I think the process of asking who we are is largely a process of boiling things down to our core, our deepest selves. One thing many people seem to struggle with is associating who they are inseparably with what has happened in the past (perhaps something tragic, shameful, regretful), or what job they have, or how they are perceived socially.. so it's easy to understand why we are encouraged to look past those elements of our lives in order to see who we are beyond those often unstable contexts.
Something I read recently stopped my mind in its tracks. It said that we are more than our history (which I have heard dozens of times) but also that we are more than our egos, our fears, our expectations, or even how we feel from day to day. Though this may not sound novel, it struck me. I've known that I needn't be defined by my job or education or by others' perceptions of me, but I've unwittingly been tethering my identity to other unnecessary weights. That I haven't accomplished as much as I would've liked by now, that I can be fearful, self-critical, pessimistic, over-analytical... I've been assuming these things were not just occasional descriptors, but that they actually were me. As a result, I've been functioning (minimally on some days) under the notion that I am only as good or as capable as these kinds of qualities. But considering the possibility that I may, in fact, be quite distinct from these things, is a bit jarring (in the best kind of way).

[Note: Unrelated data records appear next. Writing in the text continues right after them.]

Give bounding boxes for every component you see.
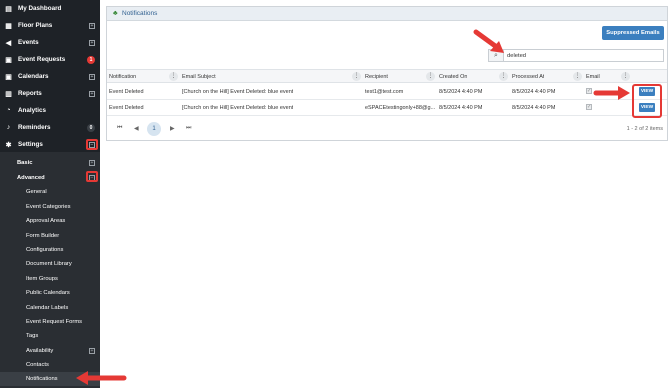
nav-calendars[interactable]: ▣ Calendars + (0, 68, 100, 85)
row-notification: Event Deleted (109, 89, 144, 95)
nav-configurations[interactable]: Configurations (0, 243, 100, 257)
column-menu-icon[interactable]: ⋮ (573, 72, 582, 81)
row-recipient: test1@test.com (365, 89, 404, 95)
bell-icon: ♣ (113, 10, 118, 17)
nav-tags[interactable]: Tags (0, 329, 100, 343)
row-created: 8/5/2024 4:40 PM (439, 89, 483, 95)
nav-basic[interactable]: Basic + (0, 156, 100, 170)
event-requests-badge: 1 (87, 55, 95, 64)
column-menu-icon[interactable]: ⋮ (169, 72, 178, 81)
first-page-icon[interactable]: ⏮ (117, 125, 122, 132)
col-recipient[interactable]: Recipient (365, 74, 388, 80)
row-processed: 8/5/2024 4:40 PM (512, 89, 556, 95)
nav-events[interactable]: ◀ Events + (0, 34, 100, 51)
column-menu-icon[interactable]: ⋮ (352, 72, 361, 81)
nav-reports[interactable]: ▥ Reports + (0, 85, 100, 102)
col-email[interactable]: Email (586, 74, 600, 80)
gear-icon: ✱ (5, 141, 12, 149)
nav-event-categories[interactable]: Event Categories (0, 200, 100, 214)
expand-icon[interactable]: + (89, 348, 95, 354)
nav-general[interactable]: General (0, 185, 100, 199)
grid-header: Notification ⋮ Email Subject ⋮ Recipient… (107, 69, 667, 83)
table-row: Event Deleted [Church on the Hill] Event… (107, 84, 667, 100)
next-page-icon[interactable]: ▶ (170, 125, 175, 132)
view-highlight-box (632, 84, 662, 118)
nav-reminders[interactable]: ♪ Reminders 0 (0, 119, 100, 136)
advanced-highlight-box (86, 171, 98, 182)
panel-header: ♣ Notifications (107, 7, 667, 21)
page-title: Notifications (122, 10, 158, 17)
nav-approval-areas[interactable]: Approval Areas (0, 214, 100, 228)
floor-plan-icon: ▦ (5, 22, 12, 30)
search-arrow-icon (473, 29, 504, 53)
expand-icon[interactable]: + (89, 90, 95, 97)
nav-form-builder[interactable]: Form Builder (0, 229, 100, 243)
notifications-panel: ♣ Notifications Suppressed Emails ⌕ Noti… (106, 6, 668, 141)
nav-advanced[interactable]: Advanced − (0, 171, 100, 185)
row-processed: 8/5/2024 4:40 PM (512, 105, 556, 111)
pager-info: 1 - 2 of 2 items (626, 126, 663, 132)
nav-event-request-forms[interactable]: Event Request Forms (0, 315, 100, 329)
nav-public-calendars[interactable]: Public Calendars (0, 286, 100, 300)
col-notification[interactable]: Notification (109, 74, 136, 80)
row-recipient: eSPACEtestingonly+88@g... (365, 105, 436, 111)
expand-icon[interactable]: + (89, 22, 95, 29)
nav-availability[interactable]: Availability + (0, 344, 100, 358)
nav-settings[interactable]: ✱ Settings − (0, 136, 100, 153)
email-checkbox: ✓ (586, 104, 592, 110)
notifications-arrow-icon (76, 371, 127, 385)
reminders-badge: 0 (87, 123, 95, 132)
nav-analytics[interactable]: ◔ Analytics (0, 102, 100, 119)
pager: ⏮ ◀ 1 ▶ ⏭ 1 - 2 of 2 items (107, 122, 667, 138)
row-notification: Event Deleted (109, 105, 144, 111)
calendar-icon: ▣ (5, 73, 12, 81)
calendar-request-icon: ▣ (5, 56, 12, 64)
row-subject: [Church on the Hill] Event Deleted: blue… (182, 89, 294, 95)
view-arrow-icon (593, 86, 630, 100)
row-subject: [Church on the Hill] Event Deleted: blue… (182, 105, 294, 111)
last-page-icon[interactable]: ⏭ (186, 125, 191, 132)
nav-event-requests[interactable]: ▣ Event Requests 1 (0, 51, 100, 68)
reports-icon: ▥ (5, 90, 12, 98)
nav-floor-plans[interactable]: ▦ Floor Plans + (0, 17, 100, 34)
column-menu-icon[interactable]: ⋮ (621, 72, 630, 81)
dashboard-icon: ▤ (5, 5, 12, 13)
expand-icon[interactable]: + (89, 160, 95, 166)
bell-icon: ♪ (6, 124, 11, 131)
search-input[interactable] (507, 51, 657, 60)
row-created: 8/5/2024 4:40 PM (439, 105, 483, 111)
expand-icon[interactable]: + (89, 73, 95, 80)
prev-page-icon[interactable]: ◀ (134, 125, 139, 132)
suppressed-emails-button[interactable]: Suppressed Emails (602, 26, 664, 40)
settings-highlight-box (86, 139, 98, 150)
column-menu-icon[interactable]: ⋮ (426, 72, 435, 81)
nav-item-groups[interactable]: Item Groups (0, 272, 100, 286)
nav-my-dashboard[interactable]: ▤ My Dashboard (0, 0, 100, 17)
col-email-subject[interactable]: Email Subject (182, 74, 216, 80)
col-processed-at[interactable]: Processed At (512, 74, 544, 80)
nav-calendar-labels[interactable]: Calendar Labels (0, 301, 100, 315)
table-row: Event Deleted [Church on the Hill] Event… (107, 100, 667, 116)
settings-submenu: Basic + Advanced − General Event Categor… (0, 152, 100, 388)
megaphone-icon: ◀ (5, 39, 12, 47)
nav-document-library[interactable]: Document Library (0, 257, 100, 271)
sidebar: ▤ My Dashboard ▦ Floor Plans + ◀ Events … (0, 0, 100, 388)
column-menu-icon[interactable]: ⋮ (499, 72, 508, 81)
expand-icon[interactable]: + (89, 39, 95, 46)
search-box: ⌕ (488, 49, 664, 62)
col-created-on[interactable]: Created On (439, 74, 467, 80)
analytics-icon: ◔ (6, 107, 11, 114)
current-page[interactable]: 1 (147, 122, 161, 136)
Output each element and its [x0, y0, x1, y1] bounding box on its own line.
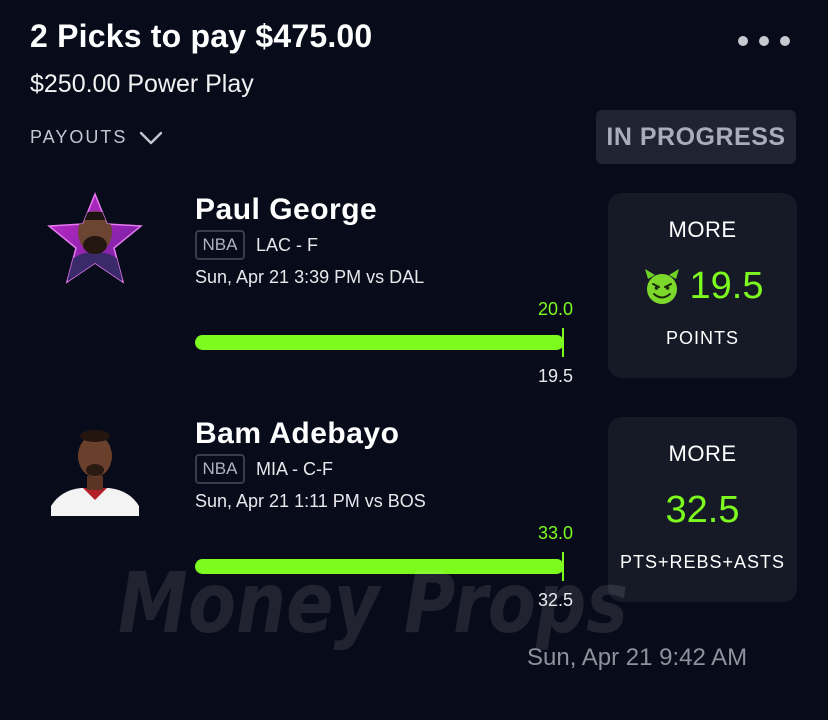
league-badge: NBA — [195, 230, 245, 260]
entry-subtitle: $250.00 Power Play — [30, 70, 254, 98]
status-badge: IN PROGRESS — [596, 110, 796, 164]
actual-stat-value: 20.0 — [537, 299, 573, 319]
entry-screen: 2 Picks to pay $475.00 $250.00 Power Pla… — [0, 0, 828, 720]
watermark: Money Props — [118, 546, 638, 656]
timestamp: Sun, Apr 21 9:42 AM — [527, 644, 748, 671]
progress-fill — [195, 335, 564, 350]
player-avatar — [47, 420, 143, 516]
league-badge: NBA — [195, 454, 245, 484]
player-name: Bam Adebayo — [195, 417, 400, 450]
page-title: 2 Picks to pay $475.00 — [30, 18, 373, 54]
game-time: Sun, Apr 21 1:11 PM vs BOS — [195, 491, 426, 511]
player-avatar — [47, 190, 143, 286]
line-marker — [562, 328, 564, 357]
pick-card[interactable]: MORE 19.5 POINTS — [608, 193, 797, 378]
payouts-label: PAYOUTS — [30, 127, 128, 147]
more-dot — [759, 36, 769, 46]
player-name: Paul George — [195, 193, 378, 226]
pick-direction: MORE — [668, 441, 737, 466]
team-position: LAC - F — [256, 235, 319, 255]
more-icon[interactable] — [738, 36, 790, 46]
pick-line-row: 19.5 — [608, 265, 797, 308]
line-value: 19.5 — [537, 366, 573, 386]
pick-line-row: 32.5 — [608, 489, 797, 532]
pick-line-value: 32.5 — [665, 489, 740, 531]
demon-icon — [644, 268, 679, 304]
progress-bar — [195, 335, 564, 350]
pick-stat-type: POINTS — [665, 328, 739, 348]
watermark-text: Money Props — [118, 554, 628, 652]
actual-stat-value: 33.0 — [537, 523, 573, 543]
team-position: MIA - C-F — [256, 459, 333, 479]
chevron-down-icon — [140, 131, 163, 144]
more-dot — [780, 36, 790, 46]
pick-line-value: 19.5 — [689, 265, 764, 307]
game-time: Sun, Apr 21 3:39 PM vs DAL — [195, 267, 425, 287]
pick-direction: MORE — [668, 217, 737, 242]
more-dot — [738, 36, 748, 46]
payouts-toggle[interactable]: PAYOUTS — [30, 127, 163, 148]
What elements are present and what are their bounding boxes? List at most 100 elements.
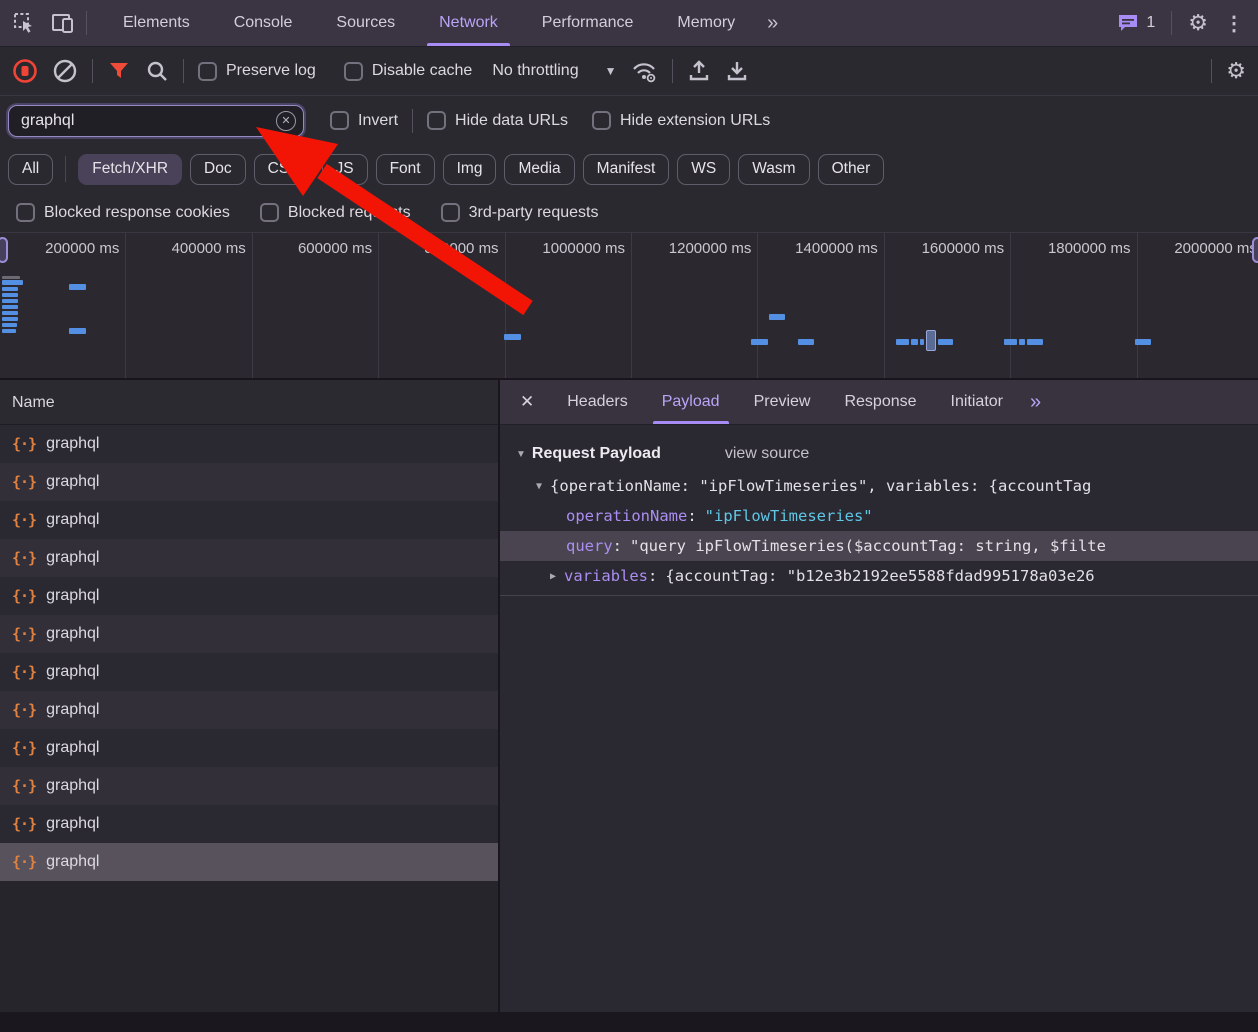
network-conditions-icon[interactable]: [630, 59, 658, 83]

Of course my behavior and choices greatly impact my story, but they are not necessarily accurate reflections of who I am. How peculiar that the things I've often defined myself are in fact the oppressors of my true self.
So this begs the question: beyond those oppressors, who the hell am I?
The things I know for sure are few and simple, like:
I am a thinker and a writer.
I crave and seek restoration, of things tangible and intangible.
I need to live with a sense of meaning, and for something bigger than myself.
..but I suppose that's how the answer should be, brief and simple.
In the spirit of finding and cultivating our true selves as we cut through the dense fog of oppressive forces great or small, I think of the quote by Maggie Kuhn, "Speak the truth, even if your voice shakes." May we live our truth as best we can, despite everything in life that says we shouldn't or can't.